The fine day continued after church when Oakes and Evelina took old Mrs. Gilmore for a ride north to see the ponds and visit Edwin Manley’s garden. On a less delightful note, Sarah Witherell’s daughter, Emily Witherell, suddenly took sick. “Out of her head,” Evelina described her, suggesting perhaps that Emily had a high fever. The doctor was called.

March 4, 1851

IMG_2913

March 4th  Tuesday  This forenoon finished a shirt for O Angier

Have got some old accounts books from the office

for scrap Books  Have been looking over some old

papers for receipts &c  Sarah came to pass the 

afternoon with Jane  Dr Deans & wife & Mr &

Mrs Whitwell spent the afternoon & evening in the

other part of the house  I was there at tea.

Augustus was here to dine  Pleasant but quite windy

Scrapbooks were a popular phenomenon in the 1800’s, as they had been for some time before. Sometimes called friendship albums, scrapbooks were assembled by individuals, usually ladies.  The books contained personal items as varied as pressed flowers, favorite illustrations cut out of periodicals, sketches or poetry, or special pieces of correspondence.  They were creative keepsakes, the “Pinterest” of the day.

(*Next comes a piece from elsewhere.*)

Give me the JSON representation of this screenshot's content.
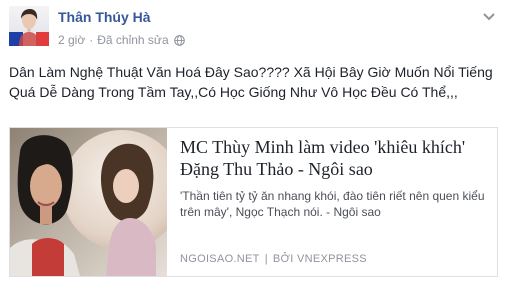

Evelina’s approach to scrapbooking was more pedestrian than imaginative or sentimental. Her scrap books were pasted primarily with “receipts”, or recipes, cut out from newspapers, predecessors to the recipe boxes or similar notebooks that today’s cook might keep handy on a kitchen shelf.  These recipes supplemented, if not surpassed, the cookbooks available on the market by women such as Lydia Maria Child, Catherine Beecher, Sarah Josepha Hale, and Mary Peabody Mann.  With the articles clipped from periodicals, cookbooks and other household guides, a housewife or homesteader had a variety of options to refer to when it came to preserving and preparing food.  Even Old Oliver was known to pay attention to receipts; he hand-copied one for brining beef into his personal journal.

Always thrifty, Evelina used discarded account books or ledgers from the “Counting House” in which to paste her receipts.  She also used an empty ledger – the one illustrated in the photograph above, in fact – for her diary.  Its pages, meant for the posting of debits, credits or other accounting notations, were filled instead with her daily jottings.  Waste not, want not.

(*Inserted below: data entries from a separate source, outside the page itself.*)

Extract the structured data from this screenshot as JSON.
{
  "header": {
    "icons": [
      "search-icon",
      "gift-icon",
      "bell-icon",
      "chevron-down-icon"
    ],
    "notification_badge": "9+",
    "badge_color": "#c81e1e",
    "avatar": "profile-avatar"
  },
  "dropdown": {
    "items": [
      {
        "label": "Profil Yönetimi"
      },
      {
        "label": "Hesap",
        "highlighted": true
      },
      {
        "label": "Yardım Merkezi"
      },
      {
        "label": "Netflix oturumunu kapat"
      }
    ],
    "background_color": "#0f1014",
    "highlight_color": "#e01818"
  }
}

After a day of inevitable sewing and the more novel entertainment of working on her scrapbook, plus the company of her nephew Augustus at the dinner table, Evelina went to the other part of the house for tea.  There she joined her sister-in-law Sarah Witherell and their friends William and Eliza Whitwell and Samuel and Hannah Deans.

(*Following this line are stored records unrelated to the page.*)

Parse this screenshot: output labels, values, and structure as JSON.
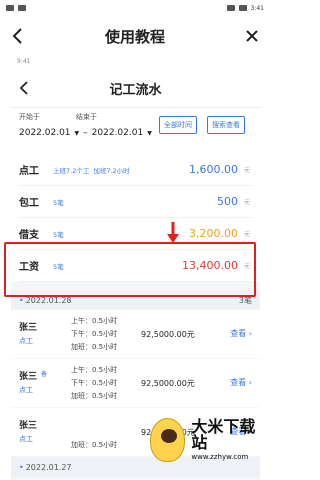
{
  "statusbar": {
    "left": "",
    "right": "3:41"
  },
  "app": {
    "title": "使用教程"
  },
  "phone": {
    "time": "9:41",
    "title": "记工流水",
    "filters": {
      "start_label": "开始于",
      "end_label": "结束于",
      "start_date": "2022.02.01",
      "end_date": "2022.02.01",
      "dash": "–",
      "btn_all": "全部时间",
      "btn_search": "搜索查看"
    },
    "summary": [
      {
        "name": "点工",
        "note1": "上班7.2个工",
        "note2": "加班7.2小时",
        "amount": "1,600.00",
        "unit": "元",
        "color": "#3b78e7"
      },
      {
        "name": "包工",
        "note1": "5笔",
        "note2": "",
        "amount": "500",
        "unit": "元",
        "color": "#3b78e7"
      },
      {
        "name": "借支",
        "note1": "5笔",
        "note2": "",
        "amount": "3,200.00",
        "unit": "元",
        "color": "#f0a020"
      },
      {
        "name": "工资",
        "note1": "5笔",
        "note2": "",
        "amount": "13,400.00",
        "unit": "元",
        "color": "#e03a3a"
      }
    ],
    "group1": {
      "date": "2022.01.28",
      "count": "3笔"
    },
    "records": [
      {
        "person": "张三",
        "role": "点工",
        "tag": "",
        "line1": "上午：0.5小时",
        "line2": "下午：0.5小时",
        "line3": "加班：0.5小时",
        "amount": "92,5000.00元",
        "view": "查看"
      },
      {
        "person": "张三",
        "role": "点工",
        "tag": "备",
        "line1": "上午：0.5小时",
        "line2": "下午：0.5小时",
        "line3": "加班：0.5小时",
        "amount": "92,5000.00元",
        "view": "查看"
      },
      {
        "person": "张三",
        "role": "点工",
        "tag": "",
        "line1": "",
        "line2": "",
        "line3": "加班：0.5小时",
        "amount": "92,5000.00元",
        "view": "查看"
      }
    ],
    "group2": {
      "date": "2022.01.27"
    }
  },
  "watermark": {
    "title": "大米下载站",
    "url": "www.zzhyw.com"
  }
}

Dr. Deans and his family lived in Furnace Village, an area of Easton south and west of the Ames’s.  Dr. Deans, originally from Connecticut, had settled in Easton after studying medicine at the New Haven Medical School.  In addition to medicine, he also had “a warm and constant” interest in education, according to William Chaffin.  As a physician, Deans occasionally attended members of the Ames family when they took ill.